Drawing on the resourcefulness that served her in childhood, Lu resolved to progress her career while remaining at Baylor. She diversified her training through a postdoc under neuroscientist Michael Crair. As her two sons began reaching developmental milestones, Lu grew increasingly interested in brain development. When she took on an assistant professorship in the same department, objections from traditional funders led her to a bridge grant from the American Heart Association to produce pilot data. This creative approach paid off: the resulting data earned Lu her first NIH grant, which enabled her to become a tenure-track independent investigator. 

"I had to take a very frugal approach, borrowing equipment from colleagues and collaborating extensively – which in the end made a higher impact," Lu says. 

Those studies, which used mouse models to examine synaptic transmission, caught the attention of a private foundation with an interest in neurodegeneration. After speaking with their representatives, "I began to see that aging is just the other end of development," she says. 

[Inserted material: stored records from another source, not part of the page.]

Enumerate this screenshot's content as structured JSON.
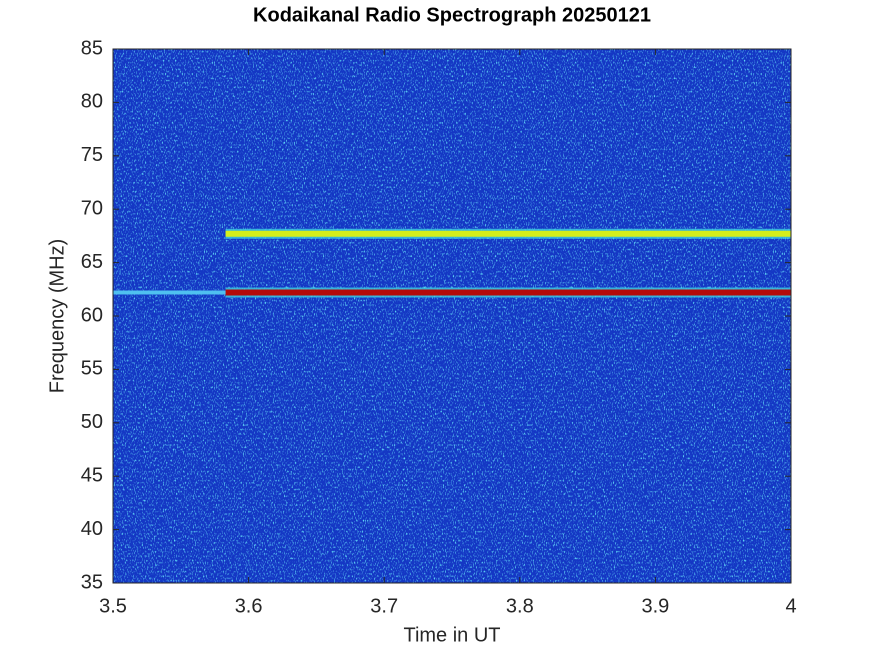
{
  "chart_data": {
    "type": "spectrogram",
    "title": "Kodaikanal Radio Spectrograph  20250121",
    "x_label": "Time in UT",
    "y_label": "Frequency (MHz)",
    "xlim": [
      3.5,
      4
    ],
    "ylim": [
      35,
      85
    ],
    "xticks": [
      3.5,
      3.6,
      3.7,
      3.8,
      3.9,
      4
    ],
    "yticks": [
      35,
      40,
      45,
      50,
      55,
      60,
      65,
      70,
      75,
      80,
      85
    ],
    "background_color": "#1437c4",
    "bands": [
      {
        "freq": 67.7,
        "start": 3.583,
        "end": 4,
        "color": "#d4ee1a"
      },
      {
        "freq": 62.2,
        "start": 3.583,
        "end": 4,
        "color": "#b40a0a"
      },
      {
        "freq": 62.2,
        "start": 3.5,
        "end": 3.583,
        "color": "#4fc0f0"
      }
    ]
  }
}
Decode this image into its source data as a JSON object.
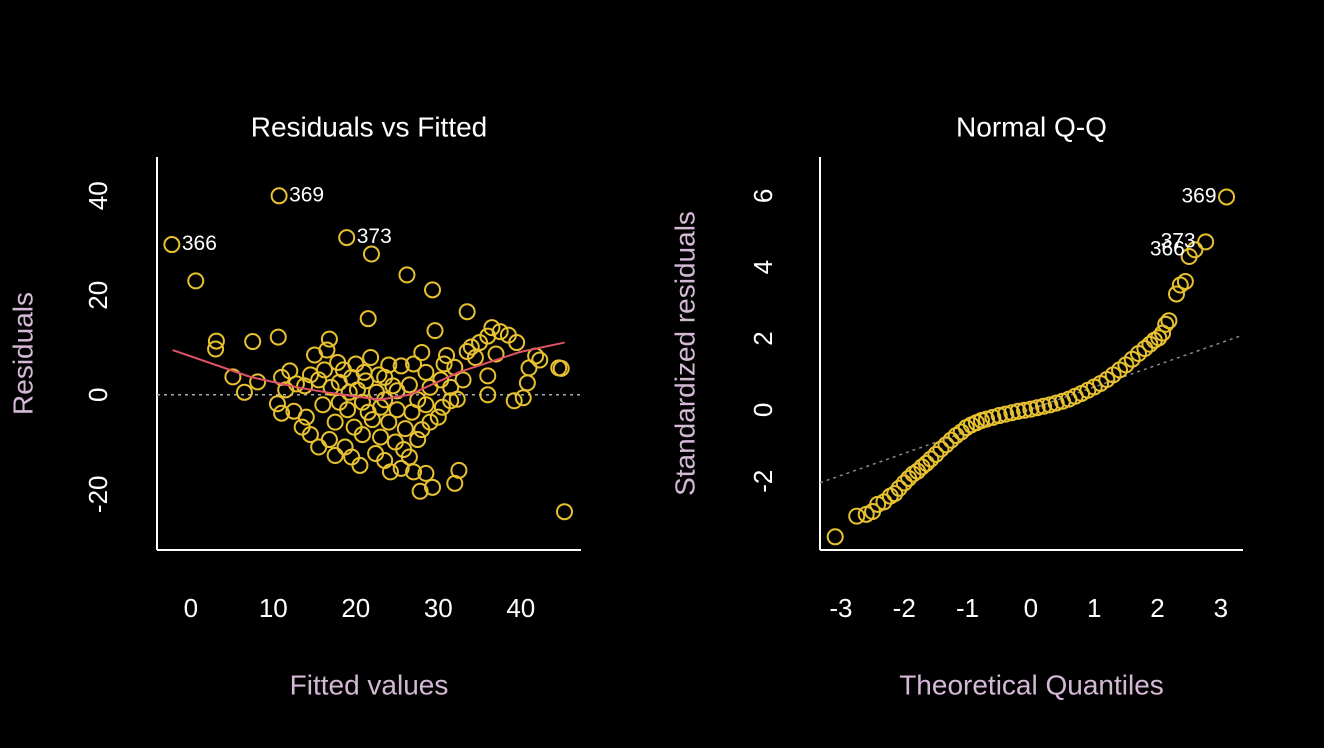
{
  "chart_data": [
    {
      "type": "scatter",
      "title": "Residuals vs Fitted",
      "x_label": "Fitted values",
      "y_label": "Residuals",
      "xlim": [
        -4.1,
        47.3
      ],
      "ylim": [
        -31.2,
        47.8
      ],
      "xticks": [
        0,
        10,
        20,
        30,
        40
      ],
      "yticks": [
        -20,
        0,
        20,
        40
      ],
      "color": "#e8c130",
      "x": [
        -2.3,
        10.7,
        18.9,
        0.6,
        21.9,
        26.2,
        29.3,
        21.5,
        33.5,
        45.3,
        29.3,
        27.8,
        32.5,
        32.0,
        3.0,
        3.1,
        7.5,
        10.6,
        5.1,
        6.5,
        8.1,
        44.6,
        44.9,
        41.0,
        40.8,
        40.3,
        39.2,
        36.0,
        36.0,
        36.5,
        37.5,
        38.5,
        39.5,
        37.0,
        41.8,
        42.3,
        35.0,
        34.0,
        33.5,
        34.5,
        36.0,
        31.0,
        30.7,
        32.0,
        29.6,
        30.3,
        31.5,
        32.3,
        28.0,
        29.0,
        30.0,
        27.5,
        26.5,
        25.5,
        24.2,
        23.5,
        22.4,
        20.5,
        19.5,
        18.7,
        17.5,
        16.8,
        15.5,
        14.5,
        13.5,
        12.5,
        11.0,
        10.5,
        11.5,
        11.0,
        12.0,
        12.8,
        13.8,
        14.5,
        15.0,
        16.5,
        16.8,
        17.8,
        18.5,
        19.5,
        20.2,
        20.8,
        21.2,
        21.8,
        22.5,
        23.0,
        23.5,
        24.0,
        24.5,
        25.0,
        25.5,
        26.0,
        26.5,
        27.0,
        27.5,
        28.5,
        28.0,
        29.0,
        19.0,
        18.0,
        17.0,
        16.0,
        15.5,
        14.0,
        17.5,
        19.8,
        20.8,
        22.0,
        23.0,
        24.8,
        25.8,
        21.0,
        20.0,
        18.0,
        22.8,
        24.0,
        16.2,
        19.2,
        21.5,
        23.5,
        25.0,
        26.8,
        28.5,
        30.5,
        31.5,
        33.0,
        27.0,
        28.5
      ],
      "values": [
        30.2,
        40,
        31.6,
        22.9,
        28.3,
        24.1,
        21.1,
        15.3,
        16.7,
        -23.5,
        -18.6,
        -19.4,
        -15.2,
        -17.8,
        9.2,
        10.8,
        10.7,
        11.6,
        3.6,
        0.5,
        2.6,
        5.4,
        5.3,
        5.4,
        2.4,
        -0.6,
        -1.2,
        0,
        3.8,
        13.5,
        12.7,
        12,
        10.5,
        8.2,
        7.8,
        7,
        10.5,
        9.6,
        8.7,
        7.5,
        11.8,
        7.9,
        6.2,
        5.5,
        12.9,
        3.0,
        -1.2,
        -0.9,
        -7,
        -5.5,
        -4.5,
        -9,
        -12.5,
        -14.8,
        -15.5,
        -13.2,
        -11.8,
        -14.2,
        -12.5,
        -10.5,
        -12.2,
        -9,
        -10.5,
        -8,
        -6.5,
        -3.3,
        -3.7,
        -1.8,
        1,
        3.5,
        4.8,
        2.2,
        1.8,
        4.0,
        8.0,
        9.0,
        11.2,
        6.5,
        5.0,
        3.5,
        1.0,
        -1.5,
        2.8,
        7.5,
        0.5,
        -2.5,
        3.5,
        -5.5,
        1.8,
        -3.0,
        5.8,
        -6.8,
        2.0,
        6.2,
        -1.0,
        4.5,
        8.5,
        1.5,
        -3.0,
        -1.5,
        1.5,
        -2.0,
        3.0,
        -4.5,
        -5.5,
        -6.5,
        -8.0,
        -5.0,
        -8.5,
        -9.5,
        -11.0,
        4.5,
        6.2,
        2.5,
        4.0,
        6.0,
        5.0,
        0.5,
        -3.5,
        -1.0,
        0.8,
        -3.5,
        -2.0,
        -2.5,
        1.5,
        3.0,
        -15.5,
        -15.8
      ],
      "smooth": {
        "color": "#df5366",
        "x": [
          -2.2,
          7.2,
          13.2,
          16.8,
          22.9,
          26.5,
          32.6,
          39.9,
          45.3
        ],
        "values": [
          9.0,
          3.6,
          1.4,
          0.4,
          -1.0,
          0,
          4.6,
          8.6,
          10.5
        ]
      },
      "reference_line": {
        "intercept": 0,
        "slope": 0,
        "color": "#aaaaaa"
      },
      "annotation_position": "right",
      "annotations": [
        {
          "text": "366",
          "x": -2.3,
          "y": 30.2
        },
        {
          "text": "369",
          "x": 10.7,
          "y": 40
        },
        {
          "text": "373",
          "x": 18.9,
          "y": 31.6
        }
      ]
    },
    {
      "type": "scatter",
      "title": "Normal Q-Q",
      "x_label": "Theoretical Quantiles",
      "y_label": "Standardized residuals",
      "xlim": [
        -3.33,
        3.35
      ],
      "ylim": [
        -3.93,
        7.09
      ],
      "xticks": [
        -3,
        -2,
        -1,
        0,
        1,
        2,
        3
      ],
      "yticks": [
        -2,
        0,
        2,
        4,
        6
      ],
      "color": "#e8c130",
      "x": [
        -3.09,
        -2.75,
        -2.6,
        -2.5,
        -2.42,
        -2.32,
        -2.22,
        -2.15,
        -2.08,
        -2.0,
        -1.93,
        -1.86,
        -1.79,
        -1.72,
        -1.65,
        -1.58,
        -1.5,
        -1.42,
        -1.34,
        -1.26,
        -1.18,
        -1.1,
        -1.02,
        -0.94,
        -0.86,
        -0.78,
        -0.7,
        -0.6,
        -0.5,
        -0.4,
        -0.3,
        -0.2,
        -0.1,
        0,
        0.1,
        0.2,
        0.3,
        0.4,
        0.5,
        0.6,
        0.7,
        0.8,
        0.9,
        1.0,
        1.1,
        1.2,
        1.3,
        1.4,
        1.5,
        1.6,
        1.7,
        1.8,
        1.88,
        1.95,
        2.02,
        2.08,
        2.13,
        2.18,
        2.3,
        2.36,
        2.44,
        2.5,
        2.59,
        2.76,
        3.09
      ],
      "values": [
        -3.56,
        -2.98,
        -2.93,
        -2.85,
        -2.65,
        -2.58,
        -2.42,
        -2.35,
        -2.2,
        -2.05,
        -1.92,
        -1.8,
        -1.72,
        -1.6,
        -1.5,
        -1.38,
        -1.25,
        -1.1,
        -0.98,
        -0.85,
        -0.72,
        -0.62,
        -0.5,
        -0.42,
        -0.36,
        -0.3,
        -0.26,
        -0.21,
        -0.16,
        -0.12,
        -0.08,
        -0.04,
        -0.01,
        0.02,
        0.06,
        0.1,
        0.14,
        0.19,
        0.24,
        0.3,
        0.38,
        0.46,
        0.55,
        0.64,
        0.74,
        0.85,
        0.98,
        1.12,
        1.26,
        1.42,
        1.58,
        1.72,
        1.84,
        1.95,
        2.02,
        2.15,
        2.4,
        2.5,
        3.25,
        3.5,
        3.6,
        4.3,
        4.49,
        4.71,
        5.97
      ],
      "reference_line": {
        "intercept": 0.02,
        "slope": 0.62,
        "color": "#888888"
      },
      "annotation_position": "left",
      "annotations": [
        {
          "text": "369",
          "x": 3.09,
          "y": 5.97
        },
        {
          "text": "373",
          "x": 2.76,
          "y": 4.71
        },
        {
          "text": "366",
          "x": 2.59,
          "y": 4.49
        }
      ]
    }
  ]
}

Approaching neurodegeneration through the lens of neurodevelopment enabled Lu to ask groundbreaking questions, such as how the body maintains the health of its neuronal networks and how "critical windows" of neuroplasticity are opened at specific points in time. In her subsequent post at Baylor’s Neurological Research Institute, and now at the Gill Center, Lu explores neural circuits over the course of the lifespan, from the effects of different inputs on neural circuit formation to the factors that can increase or prevent neurodegeneration. She is also investigating biomarkers of brain health: Lu's mouse studies indicate that elevated microRNA levels appear in the blood prior to symptoms of numerous ailments including inflammation and Alzheimer's Disease. 

Summing up her history of defying expectations and turning challenges into advantages, Lu says, "You can’t get frustrated by critics or limitations. If you are motivated and like what you do, you will find a way."